Impact Of Video Peer Coaching On Teaching Practice

Ian Dickinson, Principal Pigeon Mountain Primary School (PMPS), New Zealand, explains about the program and its impact.

Pigeon Mountain School in Auckland New Zealand has 650 students and a strong team of teachers striving to develop their self-evaluative capacity. With an existing coaching program introduced by Principal and GCI Accredited coach Ian Dickinson, and classroom video already in place for gathering evidence of the professional growth and goalsetting, the school is now integrating the two into a Video Enhanced Peer Coaching Program (VEPC).

The school is using video-enhanced peer coaching as a means to deepen reflective practice and to meet the changing professional learning and certification requirements of the Teaching Council of Aotearoa New Zealand in an authentic way.

Conscious that the use of video as a coaching tool has big potential, the school has developed a professional growth cycle built around its use. This was initially implemented on a small scale with a number of teachers to refine the processes. Principal Ian Dickinson says “we were so impressed with the impact and reflective practice of the teachers in the trial that we were able to develop school-wide professional development from it. We subsequently built a series of steps surrounding the Impact Cycle which puts our teachers at the centre of their professional growth, and in a position to explore the impact their practice has on learner outcomes”.

One of the first outcomes staff noticed was the effectiveness of video in enabling teachers to refine their initial “hunches” about their practice. Through conversation with a coaching partner, each teacher had developed a notion of where their own personal area of development may be. Watching the video of their teaching, followed by a peer guided coaching session, has proven to be a valuable way to refine existing hunches and establish accurate next steps.
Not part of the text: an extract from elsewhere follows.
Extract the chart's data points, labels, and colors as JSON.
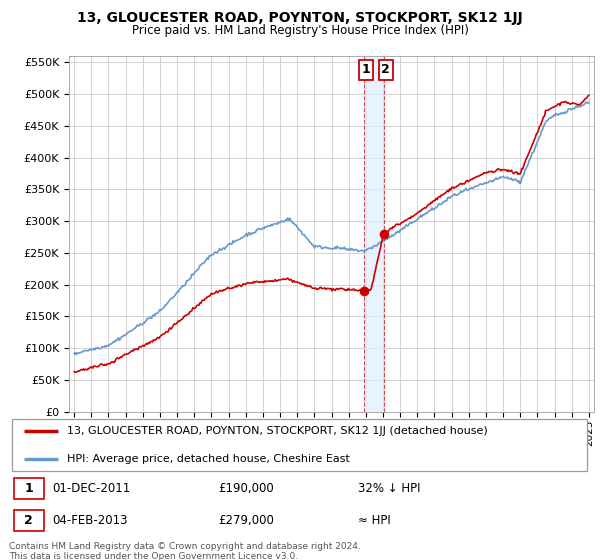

Alongside this, collaboratively developed effective practice checklists are evolving, which are used as a starting point for describing learning and improving teaching to elevate outcomes.

The school has implemented this in the context of recent changes by the Teaching Council of Aotearoa and New Zealand relating to the benefits of appraisal systems and implementation of a Teacher Professional Growth Cycle. The slide below shows the two main elements that teachers now need to focus on.

One is for the renewal of practising certificate. Staff at Pigeon Mountain have worked collaboratively to generate ‘forms of naturally occurring evidence’ for each of the 6 Standards of the Teaching Profession.

This has empowered teachers to identify things they will see/hear/feel simply by being a great teacher at PMPS, rather than a system based on top-down accountability where teachers curate piles of evidence simply to tick a compliance box.

The second main element Inquiry into Practice is elaborated in the second slide, below, showing how seamlessly inquiry integrates with video enhanced peer coaching. The graphic, which is a work in progress, shows where VEPC supports teachers to develop authentic inquiries into practice, to explore what is mutually agreed to be authentic practice in different areas of pedagogy and to align pre-existing use of the GROWTH coaching model as the vehicle for professional growth.

The school is currently well into the coaching and personal inquiry phase, with teachers utilising their collaboratively built collection of effective practice checklists. A number of teachers are already seeking to record newer teaching sessions to see what progress they’ve made against their goals, demonstrating the self-motivation and ownership that has come about.

This capacity of video as a tool for disproving (or in some cases, reinforcing) teachers’ hunches remains its most useful feature to date. The coaching session begins with an initial exploration of the hunch, followed by the video recording. Reflection and coaching post video is often a revelation, enabling teachers to refine their thinking about the aspects of their practice they intend to explore, all the while maintaining a focus on a better understanding of their impact on student outcomes. These sessions have been insightful and provide the coachee with clarity. Teachers have also commented positively about their experience of being an active participant, as opposed to being merely a passenger, in the process of observation/appraisal.

Teachers Caitlin Myers (left) and Amanda Lee (right) discuss their experience of the program here.

With permission from teachers, both coaching videos and teaching videos have also been used in a number of situations to help provide examples of good practice and to develop capacity in aspects of teaching and coaching.